Let $f(x,y)$ be a function representing a game, we define the maximin : $\underline{f} = \max _{x∈X} \min _{y∈Y} f(x, y)$ and the minimax $\overline{f} = \min _{y∈Y} \max _{x∈X} f(x, y)$. It is said that we clearly have that $\underline{f}\leq \overline{f}$ for all games $f$. I saw a few examples to agree on the fact that we don't always have the equality but I don't really see how this is clear in general and why cannot we have $\underline{f}\geq \overline{f}$ for some game. Can I have an intuitive explanation or even a rigorous proof of it maybe ?

Answer 1

If max, min are attained in all cases, the following argument seems intuitive enough.

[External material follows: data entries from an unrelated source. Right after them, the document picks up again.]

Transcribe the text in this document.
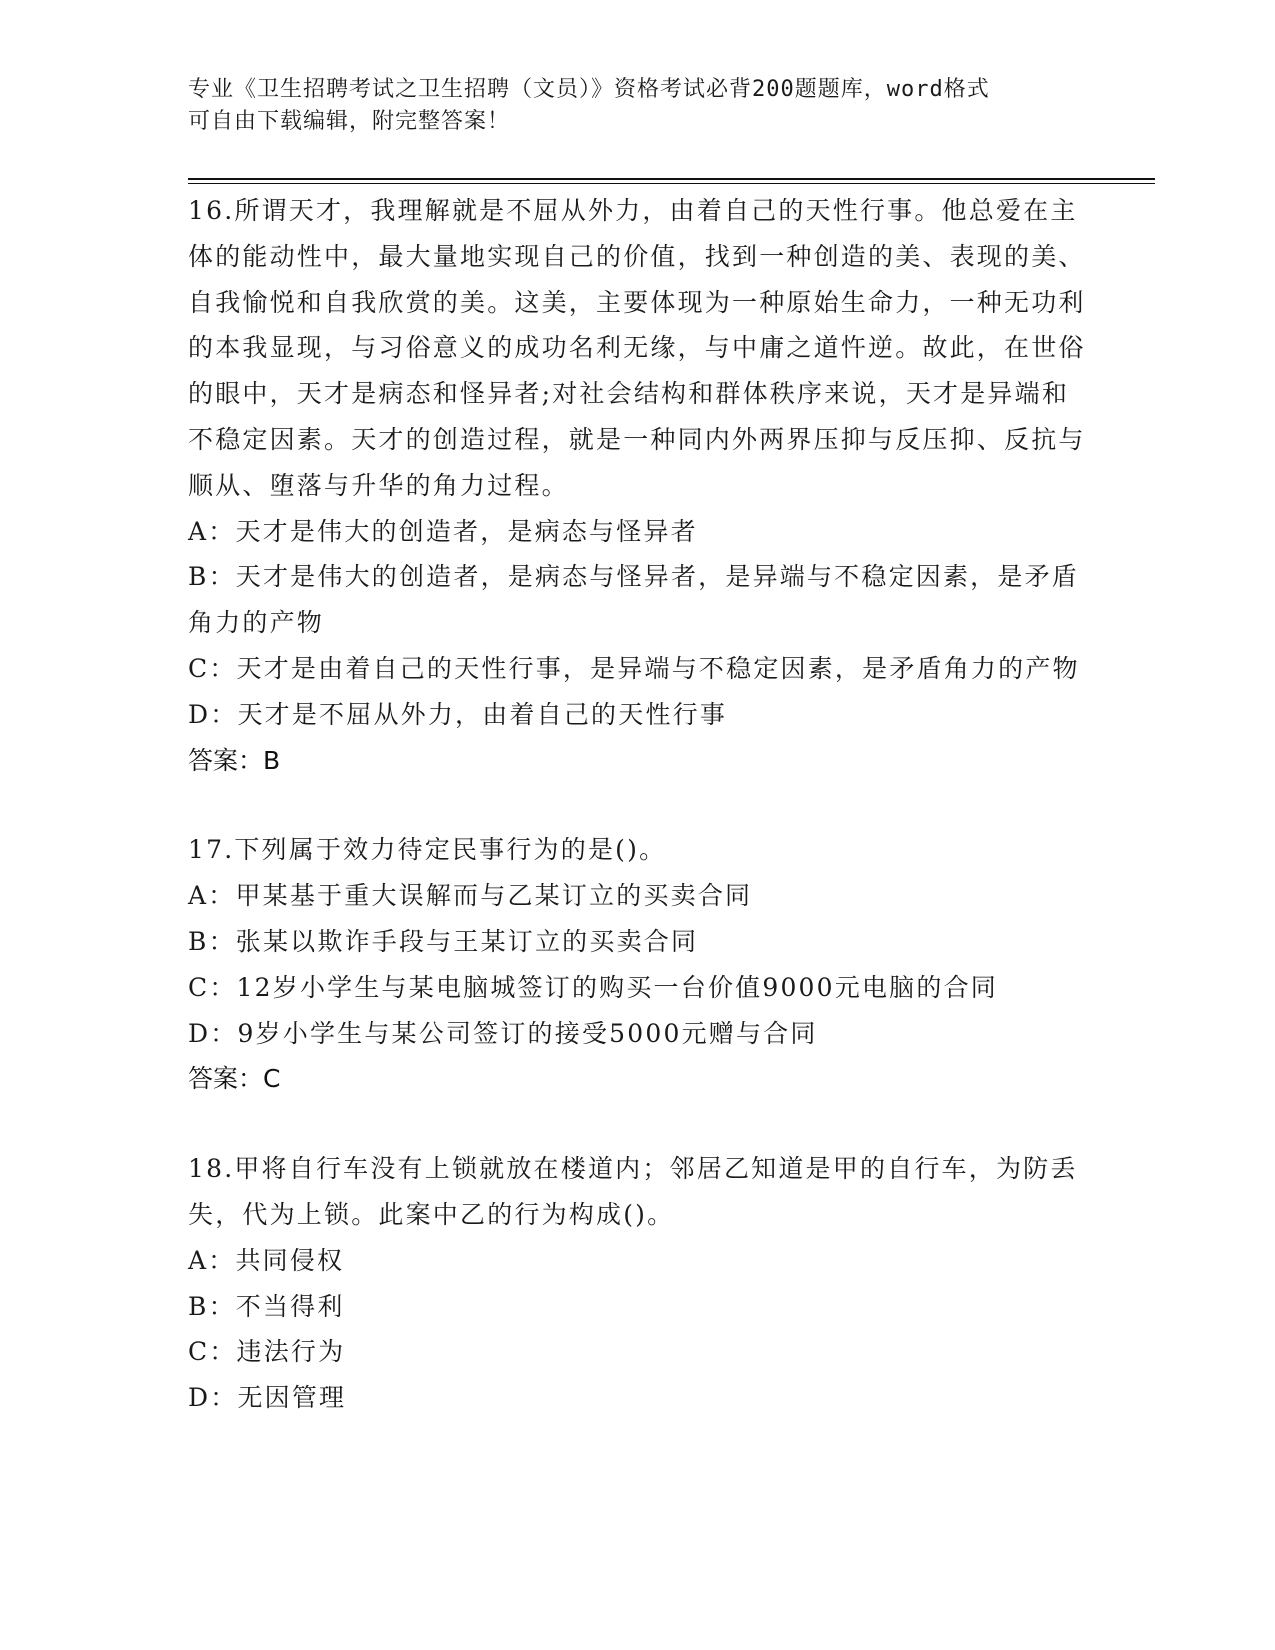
专业《卫生招聘考试之卫生招聘（文员）》资格考试必背200题题库，word格式
可自由下载编辑，附完整答案！

16.所谓天才，我理解就是不屈从外力，由着自己的天性行事。他总爱在主体的能动性中，最大量地实现自己的价值，找到一种创造的美、表现的美、自我愉悦和自我欣赏的美。这美，主要体现为一种原始生命力，一种无功利的本我显现，与习俗意义的成功名利无缘，与中庸之道忤逆。故此，在世俗的眼中，天才是病态和怪异者;对社会结构和群体秩序来说，天才是异端和不稳定因素。天才的创造过程，就是一种同内外两界压抑与反压抑、反抗与顺从、堕落与升华的角力过程。

A：天才是伟大的创造者，是病态与怪异者

B：天才是伟大的创造者，是病态与怪异者，是异端与不稳定因素，是矛盾角力的产物

C：天才是由着自己的天性行事，是异端与不稳定因素，是矛盾角力的产物

D：天才是不屈从外力，由着自己的天性行事

答案：B

17.下列属于效力待定民事行为的是()。

A：甲某基于重大误解而与乙某订立的买卖合同

B：张某以欺诈手段与王某订立的买卖合同

C：12岁小学生与某电脑城签订的购买一台价值9000元电脑的合同

D：9岁小学生与某公司签订的接受5000元赠与合同

答案：C

18.甲将自行车没有上锁就放在楼道内；邻居乙知道是甲的自行车，为防丢失，代为上锁。此案中乙的行为构成()。

A：共同侵权

B：不当得利

C：违法行为

D：无因管理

There exists a function $\alpha:Y\rightarrow X$ such that $$\max_{x\in X}f(x,y)=f(\alpha(y),y)\geq f(x,y), \forall (x,y)\in X\times Y .$$ Similarly, there exists a function $\beta:X\rightarrow Y$ such that $$f(x,y)\geq f(x,\beta(x))=\min_{y\in Y}f(x,y), \forall (x,y)\in X\times Y .$$ It follows that $$f(\alpha(y),y)\geq f(x,y)\geq f(x,\beta(x)),\forall (x,y)\in X\times Y$$ $$\Rightarrow f(\alpha(y),y)\geq f(x,\beta(x)),$$ where each side of the inequality depends only on one variable, hence $$\min_{y\in Y}f(\alpha(y),y)\geq \max_{x\in X}f(x,\beta(x)),$$ i.e. $$\min_{y\in Y}\max_{x\in X}f(x,y)\geq \max_{x\in X}\min_{y\in Y}f(x,y),$$ as required.